I had my first solo gallery exhibition in 2015, as well as a couple of collaborations with different galleries, and Art Central. Since I became the in-house artist for JPS Gallery last year, all my projects have been back-to-back. That intensity forces me to work harder and push my creative boundaries. To have more exhibitions overseas and my art pieces appreciated by people of different races and cultures would be my greatest achievement as a visual artist. Also, whereas the working life of a model and talent is a short one, especially if they’re a woman, I was told by a local artist that the age of 30 is still very young for an artist. There’s no age limit as to how long you can keep on drawing.

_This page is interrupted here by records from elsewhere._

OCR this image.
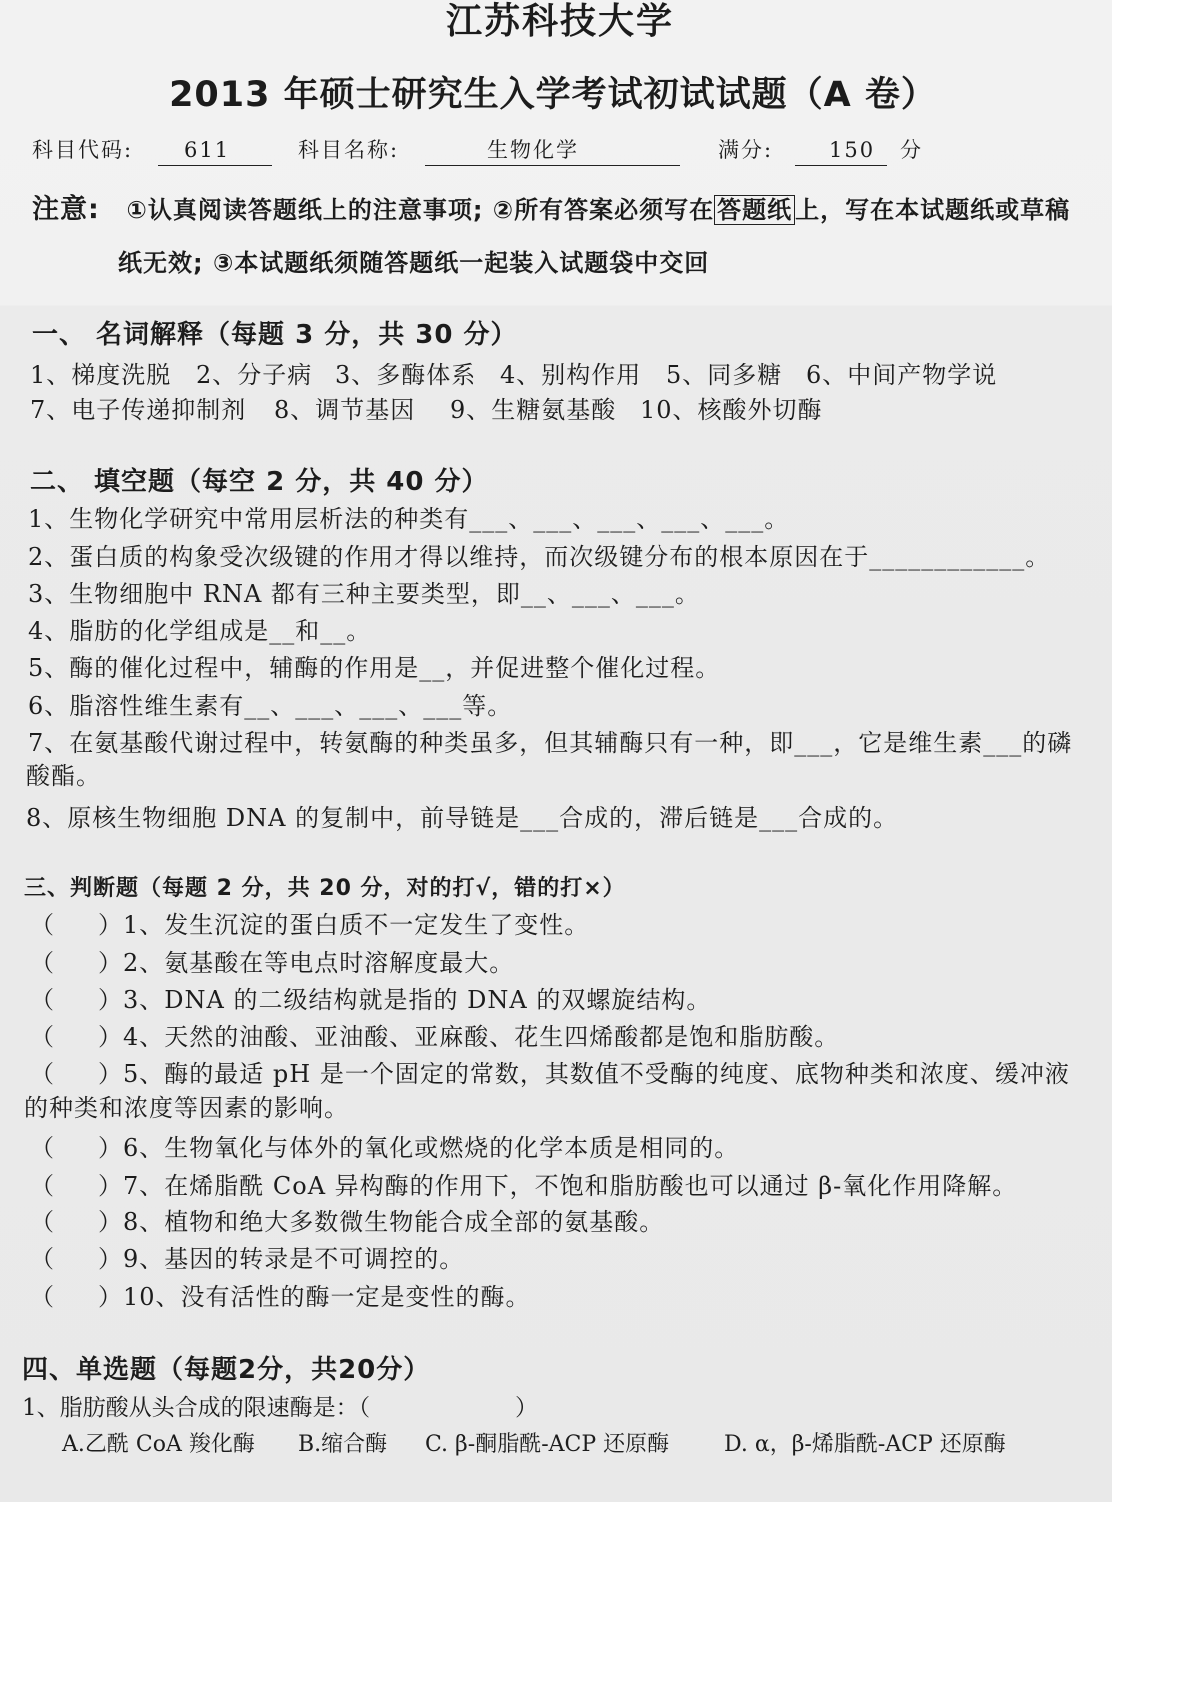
江苏科技大学
2013 年硕士研究生入学考试初试试题（A 卷）
科目代码:	611	科目名称:	生物化学	满分:	150	分
注意: ①认真阅读答题纸上的注意事项; ②所有答案必须写在 答题纸 上，写在本试题纸或草稿
纸无效; ③本试题纸须随答题纸一起装入试题袋中交回
一、 名词解释（每题 3 分，共 30 分）
1、梯度洗脱 2、分子病 3、多酶体系 4、别构作用 5、同多糖 6、中间产物学说
7、电子传递抑制剂 8、调节基因 9、生糖氨基酸 10、核酸外切酶
二、 填空题（每空 2 分，共 40 分）
1、生物化学研究中常用层析法的种类有___、___、___、___、___。
2、蛋白质的构象受次级键的作用才得以维持，而次级键分布的根本原因在于____________。
3、生物细胞中 RNA 都有三种主要类型，即__、___、___。
4、脂肪的化学组成是__和__。
5、酶的催化过程中，辅酶的作用是__，并促进整个催化过程。
6、脂溶性维生素有__、___、___、___等。
7、在氨基酸代谢过程中，转氨酶的种类虽多，但其辅酶只有一种，即___，它是维生素___的磷
酸酯。
8、原核生物细胞 DNA 的复制中，前导链是___合成的，滞后链是___合成的。
三、判断题（每题 2 分，共 20 分，对的打√，错的打×）
（ ）1、发生沉淀的蛋白质不一定发生了变性。
（ ）2、氨基酸在等电点时溶解度最大。
（ ）3、DNA 的二级结构就是指的 DNA 的双螺旋结构。
（ ）4、天然的油酸、亚油酸、亚麻酸、花生四烯酸都是饱和脂肪酸。
（ ）5、酶的最适 pH 是一个固定的常数，其数值不受酶的纯度、底物种类和浓度、缓冲液
的种类和浓度等因素的影响。
（ ）6、生物氧化与体外的氧化或燃烧的化学本质是相同的。
（ ）7、在烯脂酰 CoA 异构酶的作用下，不饱和脂肪酸也可以通过 β-氧化作用降解。
（ ）8、植物和绝大多数微生物能合成全部的氨基酸。
（ ）9、基因的转录是不可调控的。
（ ）10、没有活性的酶一定是变性的酶。
四、单选题（每题2分，共20分）
1、脂肪酸从头合成的限速酶是：（	）
A.乙酰 CoA 羧化酶 B.缩合酶 C. β-酮脂酰-ACP 还原酶 D. α，β-烯脂酰-ACP 还原酶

My most enjoyable working experience was when I was creating my second mural for a co-working space at Eaton Hotel Hong Kong. Since there was no time limitation, I learned to enjoy being alone — it’s precious time for meditation and my soul. Success to me is being able to do the job and the things that I like, and also to push my limitations — just like the Olympians, who’ve spent their lives chasing their dreams, no matter what the results are. I’ve always been easily distracted, so achievement means becoming more focused on what I love, and being able to follow my passion in the long term.
The Covid period was an opportunity for me to be less distracted by other activities and the people around me. I was able to focus 100 percent on drawing, which allowed me to master different skills and boosted my creative development. I’m most inspired by people who are wise, hard-working and tough-minded, as well as those who are talented yet humble. I love reading about my favourite musicians, authors and artists — people like Yayoi Kusama, who created a lot of artworks about the penis, which helped her overcome her own phobia. That encourages and inspires me.
In the next five years, I hope I can carry on being a visual artist and have exhibitions overseas. I was a model and influencer for a long time, but now I think I’ll step back a little and focus more on my creative side. The art world is where I belong.